#111 „und? was geht bei dir grad mit Musik so?“ – „wenig. Nichts – eigentlich.“

Ja, liebes Leben, meine Lieben, manchmal sind es eben nicht die guten Antworten , die man gerade braucht oder sucht, sondern es sind eher die besten Fragen, die einen finden. Diese schlichte, einfache, klare, wundervolle Frage hat mir gestern Abend mein liebster Sohnemann gestellt, als ich gerade am Laptop sitzend im Begriff war meinen letzten Blog #110 „Vor – Wurf“ fertigzustellen . Er selbst ein unglaublich begabter und genialer Musiker, Multiinstrumentalist, Artist, Komponist und Produzent, was er manchmal anscheinend selbst noch nicht so ganz weiss, verinnerlicht und realisiert hat oder glauben kann, und auf jeden Fall ein verdammt liebenswerter Zeitgenosse sowie wunderbarer Mit – Mensch, mit dem ich seit ein paar Jahren zusammen in einer Männer WG wohnen und leben darf. Alleine die Tatsache, dass wir diesen ganzen Corona Irrsinn mit all den Lockdowns und Ausgangssperren, inzwischen der vierte seiner Unart hier in Wien, ohne einen einzigen Streit oder sonstigen Kommunikationszusammenbruch auf doch relativ engem Raum bis jetzt hinter uns gebracht haben, spricht eindeutig für ihn, für alle die mich besser kennen als mir manchmal lieb ist 😉

Aljosha Kareem

Ich bin so unfassbar dankbar für diese einfache und ehrliche Frage, denn sie ist und war der Wake Up Call, der mich in einem einzigen Augenblick in den Ist Zustand, den nackten Status Quo meines derzeitigen Da Seins aufwachen liess, eine Frage, die ich in dem Moment so dringend brauchte wie sonst nichts auf der Welt. Jetzt spült mir mein E-Mail Konto gerade das http://www.gratefulness.org Zitat des Tages rein, mit folgenden Worten: „Comfort provides a floor but also a ceiling. – Komfort (Komfortzonen) schaffen einen Boden, aber zugleich auch einen Plafond, die Decke, die einem manchmal auf den Kopf zu fallen scheint bzw. in dem Sinne, dass da dann manchmal einfach kaum bis keine Luft mehr nach oben ist“ Wie geil ist das denn?

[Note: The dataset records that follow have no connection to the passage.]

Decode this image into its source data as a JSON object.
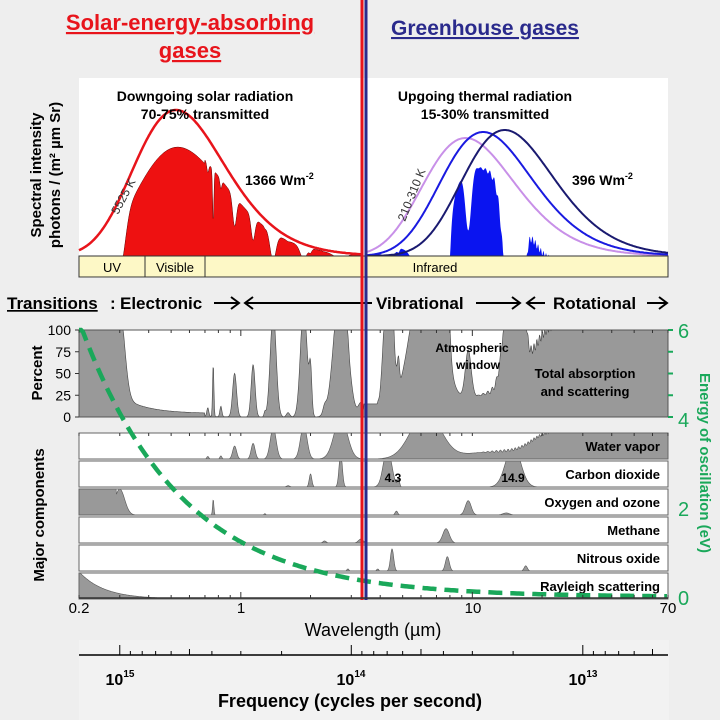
{
  "chart_data": {
    "type": "area",
    "titles": {
      "left": [
        "Solar-energy-absorbing",
        "gases"
      ],
      "right": "Greenhouse gases"
    },
    "colors": {
      "solar": "#e8141b",
      "greenhouse": "#2a2a8c",
      "energy_curve": "#1aa85a",
      "absorption_fill": "#999999",
      "band_fill": "#fdf8c6",
      "thermal_fill": "#0a14f0",
      "curve_210": "#c890e8",
      "curve_260": "#1a1ae0",
      "curve_310": "#1a1a70"
    },
    "x_axis": {
      "label": "Wavelength (µm)",
      "scale": "log",
      "range": [
        0.2,
        70
      ],
      "ticks": [
        "0.2",
        "1",
        "10",
        "70"
      ]
    },
    "frequency_axis": {
      "label": "Frequency (cycles per second)",
      "scale": "log",
      "ticks": [
        {
          "base": "10",
          "exp": "15"
        },
        {
          "base": "10",
          "exp": "14"
        },
        {
          "base": "10",
          "exp": "13"
        }
      ]
    },
    "spectra_panel": {
      "ylabel": [
        "Spectral intensity",
        "photons / (m² µm Sr)"
      ],
      "solar": {
        "title": "Downgoing solar radiation",
        "subtitle": "70-75% transmitted",
        "temperature": "5525 K",
        "flux_value": "1366 Wm",
        "flux_exp": "-2"
      },
      "thermal": {
        "title": "Upgoing thermal radiation",
        "subtitle": "15-30% transmitted",
        "temperature": "210-310 K",
        "flux_value": "396 Wm",
        "flux_exp": "-2"
      },
      "bands": [
        "UV",
        "Visible",
        "Infrared"
      ]
    },
    "transitions": {
      "label": "Transitions",
      "items": [
        "Electronic",
        "Vibrational",
        "Rotational"
      ]
    },
    "total_panel": {
      "ylabel": "Percent",
      "yticks": [
        "100",
        "75",
        "50",
        "25",
        "0"
      ],
      "ylim": [
        0,
        100
      ],
      "annotations": [
        [
          "Atmospheric",
          "window"
        ],
        [
          "Total absorption",
          "and scattering"
        ]
      ]
    },
    "components_ylabel": "Major components",
    "components": [
      {
        "name": "Water vapor"
      },
      {
        "name": "Carbon dioxide",
        "labels": [
          "4.3",
          "14.9"
        ]
      },
      {
        "name": "Oxygen and ozone"
      },
      {
        "name": "Methane"
      },
      {
        "name": "Nitrous oxide"
      },
      {
        "name": "Rayleigh scattering"
      }
    ],
    "energy_axis": {
      "label": "Energy of oscillation (eV)",
      "ticks": [
        "6",
        "4",
        "2",
        "0"
      ],
      "range": [
        0,
        6
      ],
      "relation": "E = 1.24 / wavelength"
    },
    "divider_wavelength_um": 3.4
  }
}
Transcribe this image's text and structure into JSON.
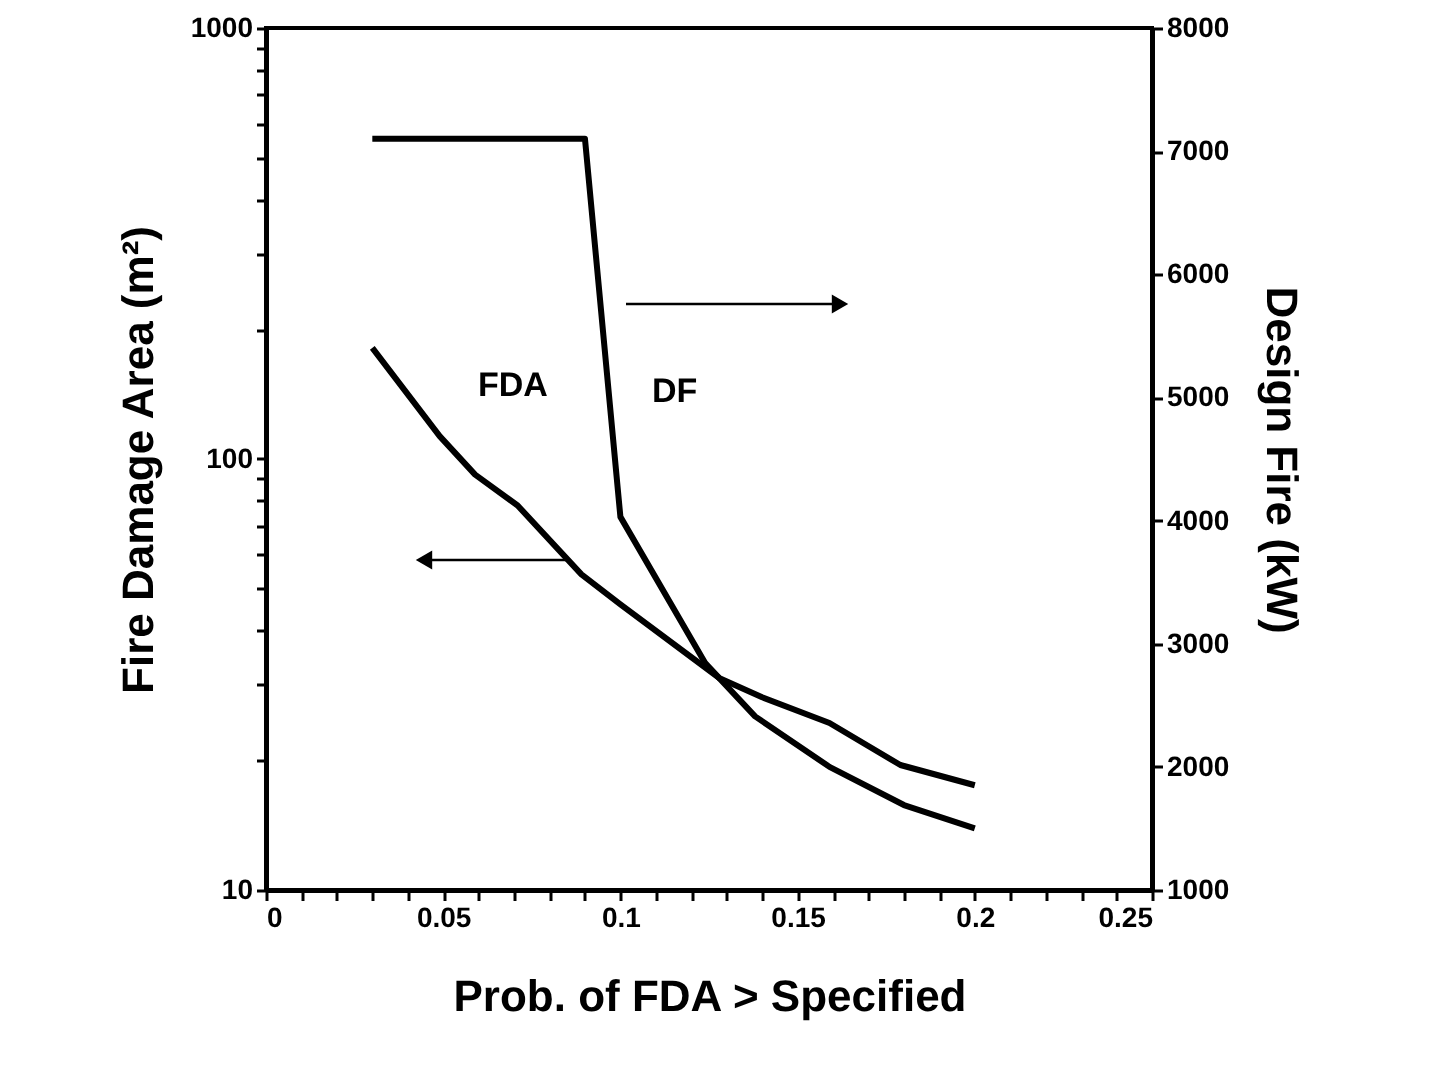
{
  "chart_data": {
    "type": "line",
    "xlabel": "Prob. of FDA > Specified",
    "ylabel": "Fire Damage Area (m²)",
    "y2label": "Design Fire (kW)",
    "log": "y",
    "grid": false,
    "marker": "none",
    "line_style": "solid",
    "xlim": [
      0,
      0.25
    ],
    "xticks": [
      0,
      {
        "value": 0.01,
        "label": null
      },
      {
        "value": 0.02,
        "label": null
      },
      {
        "value": 0.03,
        "label": null
      },
      {
        "value": 0.04,
        "label": null
      },
      0.05,
      {
        "value": 0.06,
        "label": null
      },
      {
        "value": 0.07,
        "label": null
      },
      {
        "value": 0.08,
        "label": null
      },
      {
        "value": 0.09,
        "label": null
      },
      0.1,
      {
        "value": 0.11,
        "label": null
      },
      {
        "value": 0.12,
        "label": null
      },
      {
        "value": 0.13,
        "label": null
      },
      {
        "value": 0.14,
        "label": null
      },
      0.15,
      {
        "value": 0.16,
        "label": null
      },
      {
        "value": 0.17,
        "label": null
      },
      {
        "value": 0.18,
        "label": null
      },
      {
        "value": 0.19,
        "label": null
      },
      0.2,
      {
        "value": 0.21,
        "label": null
      },
      {
        "value": 0.22,
        "label": null
      },
      {
        "value": 0.23,
        "label": null
      },
      {
        "value": 0.24,
        "label": null
      },
      0.25
    ],
    "ylim": [
      10,
      1000
    ],
    "yticks": [
      10,
      {
        "value": 20,
        "label": null
      },
      {
        "value": 30,
        "label": null
      },
      {
        "value": 40,
        "label": null
      },
      {
        "value": 50,
        "label": null
      },
      {
        "value": 60,
        "label": null
      },
      {
        "value": 70,
        "label": null
      },
      {
        "value": 80,
        "label": null
      },
      {
        "value": 90,
        "label": null
      },
      100,
      {
        "value": 200,
        "label": null
      },
      {
        "value": 300,
        "label": null
      },
      {
        "value": 400,
        "label": null
      },
      {
        "value": 500,
        "label": null
      },
      {
        "value": 600,
        "label": null
      },
      {
        "value": 700,
        "label": null
      },
      {
        "value": 800,
        "label": null
      },
      {
        "value": 900,
        "label": null
      },
      1000
    ],
    "y2lim": [
      1000,
      8000
    ],
    "y2ticks": [
      1000,
      2000,
      3000,
      4000,
      5000,
      6000,
      7000,
      8000
    ],
    "series": [
      {
        "color": "#000000",
        "x": [
          0.03,
          0.049,
          0.059,
          0.071,
          0.089,
          0.1,
          0.128,
          0.14,
          0.159,
          0.179,
          0.2
        ],
        "values": [
          181,
          113,
          92,
          78,
          54,
          46,
          31,
          28,
          24.4,
          19.5,
          17.5
        ]
      },
      {
        "color": "#000000",
        "axis": "y2",
        "x": [
          0.03,
          0.09,
          0.1,
          0.124,
          0.138,
          0.159,
          0.18,
          0.2
        ],
        "values": [
          7100,
          7100,
          4030,
          2840,
          2410,
          2000,
          1690,
          1500
        ]
      }
    ],
    "annotations": [
      "FDA",
      "DF"
    ]
  }
}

comfort provides a floor but also a ceiling

Ja, ich bin sicher privilegiert in einer gewissen Weise und aus einer bestimmten Perspektive betrachtet: ich darf gerade unser „Café Drechsler Jubiläumsalbum“ zusammen mit meinen Kumpels und Freundinnen improvisierter Beat-, Trip- , Dance- , Singer Songwriter- und manchmal durchaus auch Meditationsmusik fertig produzieren, wofür der geniale Martin Klein gerade einen Song, zum Heulen wunderschön beigetragen hat, oder mein lieber Freund Mark Batson in L.A. uns ein geniales Spoken Word und Keyboard Geschenk gemacht hat, heute einer meiner Lieblingsbasser, Stephan Kondert dran am Werken ist, einen Beitrag aus der Bronx für uns fertig zu stellen, wie auch „God on Trumpet“ Matthieu Michel, der liebe Christoph Bernewitz, der geniale, vielen von seiner Zusammenarbeit mit Clueso bekannte Gitarrist aus Berlin und die wunderbare Valerie Saidik aus St. Privat, die Jungs von Origami Punani oder Bartolomey Bittmann, mein jahrelanger Trooper, Recording und Mixing Engineer Clive Martin und viele andere auch – der digitalen Welt der Kommunikation und ein paar fetten Datenkabeln sei an dieser Stelle dafür Dank.

20 Jahr Jubiläumsalbum

Ausserdem darf ich mit einer unglaublich inspirierenden und versierten Truppe an einem Herzensprojekt, wo es um ein Generationen übergreifendes Lernen mit- und voneinander geht, im Südburgenland arbeiten und darf täglich mein Rad und mich in die nördlichen Donauauen mitten in die Natur entführen und mich bei Gelegenheit auch noch in die Donau schmeissen. „Des is alles ned glei nix“ wie meine Mutter sagen würde. Und ja, das hält mich auch im Wesentlichen zusammen these dayz.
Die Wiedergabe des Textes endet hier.